En el camino de vuelta me pongo difícil, no sé cómo tratar al Cuervo que me tiene de idiota con el bolsón de frutas atrás mío. Al mismo tiempo, no entiendo bien qué necesito, ¿una explicación?, ¿un blanqueo de su situación financiera?, pero estoy así, con los patos cruzados, como quien dice. Andamos esos 600 km sin mediar palabra, algún que otro carraspeo por parte del Cuervo y yo sintiendo que los pies no se me despiertan del frío. ¿Cómo hago para poner mis propias reglas frente a estas cosas? Otra vez pidiendo que alguien me enseñe algo. Ya soy bastante grande, ¿qué mierda me pasa? Intercambiamos palabras nomás cuando buscamos las herramientas, dónde las poníamos, si atrás o adelante del puto bolsón. El Cuervo me deja en el terreno y amaga a ayudarme con las herramientas.
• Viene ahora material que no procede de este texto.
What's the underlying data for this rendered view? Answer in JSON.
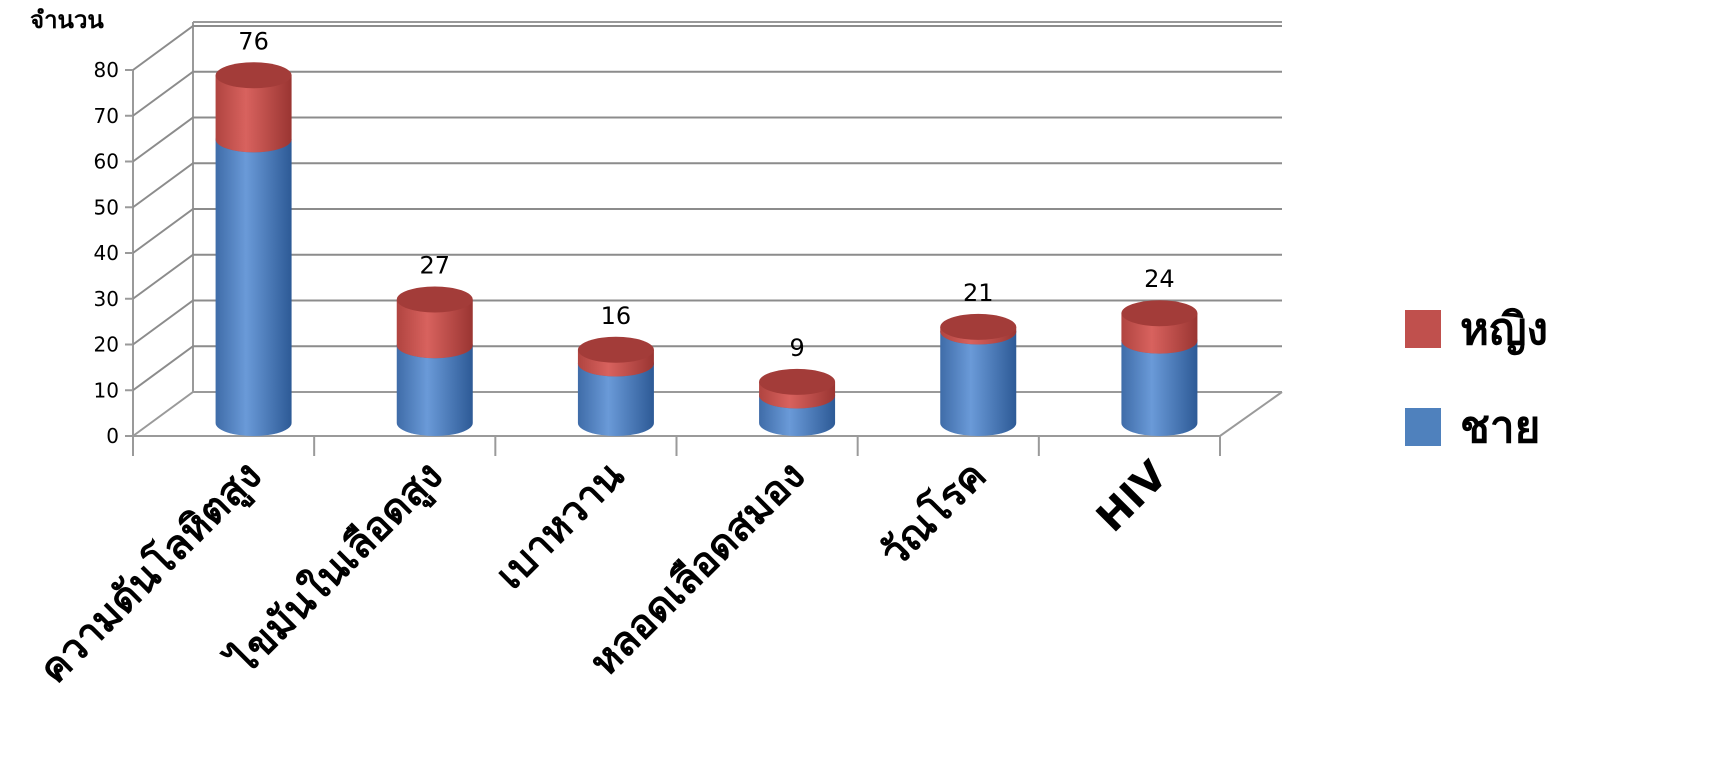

Primereo la manija de la caja y lo saludo de espaldas con la otra mano. “No me pongas la traba que mañana le metemos al taller bien temprano” llega a decir mientras me alejo cada vez más.
A las herramientas ni las acomodo, no tengo ganas; destrabo la puerta y me encierro para contener la rabia. Santo remedio, como con el Tony. Lo primero que hago es ir al armario para ponerme un par de medias y sentirme finalmente a salvo. Me gustaría hacerme el superado y decir que no me tiene afectado todavía la lógica de la Aurelia, pero por un instante se me cruza la idea de llamar a mi vieja para saber ver cómo está, si sigue viva o si la mala suerte ahora se me va a presentar en forma de muerte y mi destino no será otro que el de vivir escapándole a las desgracias.
Bajo la vista para ponerme las medias y reconozco un cartón arrugado en el piso. Se me viene la imagen del bar y el duelo timbero que quise armar. Me vine hasta el Uruguay para cambiar de vida, pero sigo siendo el mismo porteño desbocado de siempre…
Sin borrachos ni cuervos alrededor, comienzo a raspar nuevamente el cartón con un gesto patético, esperando el fin de la mala racha, con la fe puesta en una raspadita que bautice mi destino con gracia y justicia.
El “seguí participando” me termina de rematar.
Al mirar mi suerte de frente y sin vueltas, una parte mía, la más fiera, se envalentona dispuesta a jugar las veces que sean necesarias para recuperar la fortuna como un tímido resarcimiento a mi honor.
La otra parte, la más tibia y calculadora me libera de toda responsabilidad y, en su lugar, aguanta mansa hasta el día siguiente cuando entre mates pueda pispear la bruma en los ojos del Cuervo y confirmar si el de la mufa no será él nomás, que lleva el mal augurio de nombre y la incertidumbre de destino.